Description of problem: Calling Category.removeChild(ACSObject) triggers the following query: select ao.object_id as c_1, ao.object_type as c_2, ao.display_name as c_3, ao.default_domain_class as c_4, link__cocm.object_id as c_5, link__cocm.category_id as c_6, link__cocm.default_p as c_7, link__cocm.index_p as c_8, link__cocm.sort_key as c_9 from acs_objects ao cross join cat_object_category_map link__cocm where link__cocm.category_id = ? and link__cocm.object_id = ? The where clause restricts cat_object_category_map to only one row, but this is then cartesian join'd against acs_objects. Thus this code from com.redhat.persistence.Sesssion now iterates over every single row in ACSObjects: public void onLink(Link link) { Query q = getQuery(obj, link, value); Cursor c = retrieve(q).getDataSet().getCursor(); while (c.next()) { e.expand(new DeleteEvent(Session.this, c.get("link"))); } } On my database this is 12,000 rows and takes 6 seconds. Version-Release number of selected component (if applicable): How reproducible: Steps to Reproduce: 1. 2. 3. Actual results: Removing an object from a category takes 6 seconds Expected results: Removing an object from a category takes ~10ms Additional info:
Incidentally I ran a profiler on the 'remove' method and this showed that c.r.persistence.metadata.Model.getQualifiedName as a hotspot, accounting for 20% of the execution time. This suggests the the qualified name should be denormalized, or perhaps changed so that instead of being String getQualifiedName() it were void buildQualifiedName(StringBuffer buf) to avoid a huge number of redundant String allocations/concatenations.

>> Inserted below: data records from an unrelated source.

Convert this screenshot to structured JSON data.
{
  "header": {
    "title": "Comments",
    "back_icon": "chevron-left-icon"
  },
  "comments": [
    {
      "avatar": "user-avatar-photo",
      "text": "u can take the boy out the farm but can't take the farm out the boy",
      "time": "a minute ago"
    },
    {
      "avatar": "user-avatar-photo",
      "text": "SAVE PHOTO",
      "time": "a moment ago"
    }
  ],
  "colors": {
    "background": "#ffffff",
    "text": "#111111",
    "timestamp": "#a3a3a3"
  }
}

There should probably be a separate ticket for getQualifiedName(). Otherwise, this may get lost.
Dan, what sort of profiler do you use these days?
I was evaluating JFluid to see whether it would identify the remove method as the hotspot more effectively than my manual debugging. See http://research.sun.com/projects/jfluid/index.html, but its not a viable long term solution thanks to this license terms: <quote> 3.4. Licensee shall have no right to use the Licensed Software for productive or commercial use. </quote>
Note to self: Create an content item and categorize it, so that there is at least one entry in the cat_object_category_map table: select category_id, object_id from cat_object_category_map; category_id | object_id -------------+----------- 1054 | 9008 A shorter (and sligthly more readable [for me]) form of the offending query is this: select ao.object_id as aoid, cocm.object_id, cocm.category_id from acs_objects ao cross join cat_object_category_map cocm where cocm.category_id = 1054 and cocm.object_id = 9008; This is in fact equavalent to a cartesian join of acs_objects and a single-row table. Category#removeChild(ACSObject) basically does this: remove(CHILD_OBJECTS, acsObj); which seems correct on the face of it. The association is specified as follows: association { Category[0..n] categories = ... ACSObject[0..n] childObjects = .. Boolean[0..1] isDefault = cat_object_category_map.default_p CHAR(1); ... } I have no idea why remove() triggers the above "select" query. Since I'm totally out of my depth on this one, I'm cc'ing Archit so he can take a look at this when time permits.
forgot to add archit to the cc list when posting comment #5.
Have we got an ETA on the fix for this bug ? It is severly hampering use of the 'Assign Categories form in CMS, now that an initial 'empty' APLAWS install has about 20,000 rows in acs_objects, each time we remove a category it takes ~20 seconds.
This is *very* high priority for the client. What's the status?
After our client encountered this bug two days before a delivery deadline (with 120,000 rows in acs_objects), I have modified com.redhat.persistence.Session.getQuery() so it works when the value parameter is not null. See changelist 40423. What I found is that getQuery() returns a Query like this when invoked with a null "value" parameter: com.arsdigita.kernel.ACSObject(id, objectType, displayName, defaultDomainClass, link.childObjects.id, link.categories.id, link.isDefault, link.isIndex, link.sortKey) filter(((link.categories = __from__) and (link.childObjects = null))) order() parameters{com.arsdigita.categorization.Category __from__=[com.arsdigita.categorization.Category:{id=268}]} When invoked with a not-null value, the Query looks like this: com.arsdigita.kernel.ACSObject(id, objectType, displayName, defaultDomainClass, link.childObjects.id, link.categories.id, link.isDefault, link.isIndex, link.sortKey) filter(((link.categories = __from__) and (link.childObjects = __to__))) order() parameters{com.arsdigita.categorization.Category __from__=[com.arsdigita.categorization.Category:{id=268}], com.arsdigita.kernel.ACSObject __to__=[com.arsdigita.cms.ContentBundle:{id=306}]} To me this looks like a bug in the Query class, leading to an incomplete join in the second case. But I only had enough time and knowledge about persistence to fix the getQuery() method, which is enough to speed up category removal.
With the test-qgen land, the cartesian join is no longer generated.